For that issue, you need to interpret rather than analyze. You have this tool that has potential to solve problems that no other technology can solve today. That’s why we have to strike this balance. We’re six months into Bard. It’s still an experiment, and this problem isn’t solved. But we believe there is so much profound good that we don’t have answers for today in our lives, and that’s why we feel it’s critical to get this into peoples hands and collect feedback.
The question that you’re asking is, “why put out technology that makes mistakes?” Well, it’s collaborative and part of collaboration is making mistakes. You want to be bold here, but you also have to balance it with responsibility.
TG: I imagine the goal is that someday, there won’t be a difference between Bard and Google Search, it will just be Google and you’ll get whatever is most useful at the moment. How far away is that?
JK: Well, an interesting analogy is the tool belt versus the tools. You’ve got a hammer and screwdriver, but then there’s the belt itself. Is that also a tool? That’s probably a semantic debate. But right now, most of our technology works something like, well I go I go to this site to get this job done. I go to that site to get that other job done. We’ve got all individual tools, and I think they will be supercharged by generative AI. You’re still using the different tools, but now they’re working together. That’s kind of how we see having a standalone generative experience, and I think we’re taking the first step towards that today.
TG: This probably isn’t what you’re planning on talking about today. But I want to ask you about sentience. What do you think it is? Is that even an important question for us to be asking people like you right now?
JK: I think the fact that people are asking it means that it’s an important question. Is what we’re building today sentient? Categorically, I would say the answer is no. But there’s a discussion to be had about whether it has the opportunity to be sentient. With sentience, I think in many forms it centers around comparison. I have not seen any signals that suggest that computers can have compassion. And pulling from Buddhist principles here, in order to have compassion, you need to have suffering.
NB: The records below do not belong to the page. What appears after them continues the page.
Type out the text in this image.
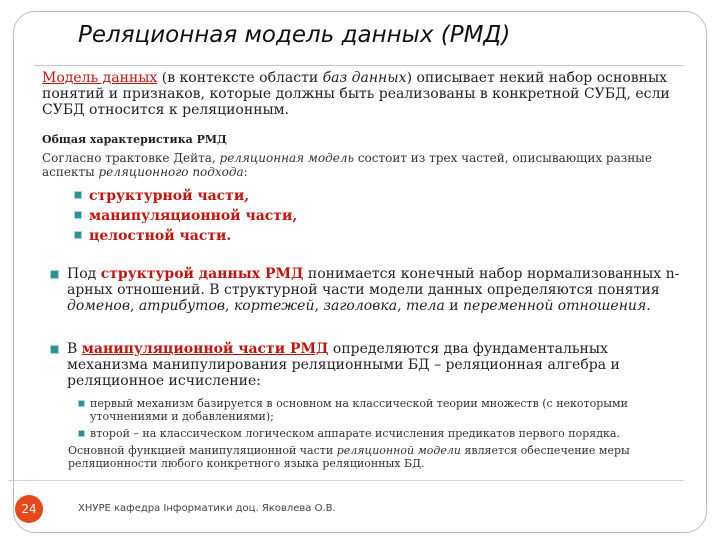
Реляционная модель данных (РМД)
Модель данных (в контексте области баз данных) описывает некий набор основных понятий и признаков, которые должны быть реализованы в конкретной СУБД, если СУБД относится к реляционным.
Общая характеристика РМД
Согласно трактовке Дейта, реляционная модель состоит из трех частей, описывающих разные аспекты реляционного подхода:
структурной части,
манипуляционной части,
целостной части.
Под структурой данных РМД понимается конечный набор нормализованных n-арных отношений. В структурной части модели данных определяются понятия доменов, атрибутов, кортежей, заголовка, тела и переменной отношения.
В манипуляционной части РМД определяются два фундаментальных механизма манипулирования реляционными БД – реляционная алгебра и реляционное исчисление:
первый механизм базируется в основном на классической теории множеств (с некоторыми уточнениями и добавлениями);
второй – на классическом логическом аппарате исчисления предикатов первого порядка.
Основной функцией манипуляционной части реляционной модели является обеспечение меры реляционности любого конкретного языка реляционных БД.
24	ХНУРЕ кафедра Інформатики доц. Яковлева О.В.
TG: So you haven’t given bard any pain sensors yet?
JK: [Laughing] No.
TG: Can you share anything about Google’s plans to integrate Bard with Android?
JK: For the time being, Bard remains a standalone web app at bard.google.com. And the reason that we’re keeping it there is it’s still an experiment. For an experiment to be useful, you want to minimize the variables that you put into it. At this phase, our first hypothesis is a language model connected with your personal life is going to be extremely helpful. The second hypothesis is a language model that’s willing to admit when it’s made a mistake and how confident it is in its own responses is going to build a deeper truth about the ways people can engage with this idea. Those are the two hypotheses that we’re testing. There are plenty more that we want to test. But for now, we’re trying to minimize the variables.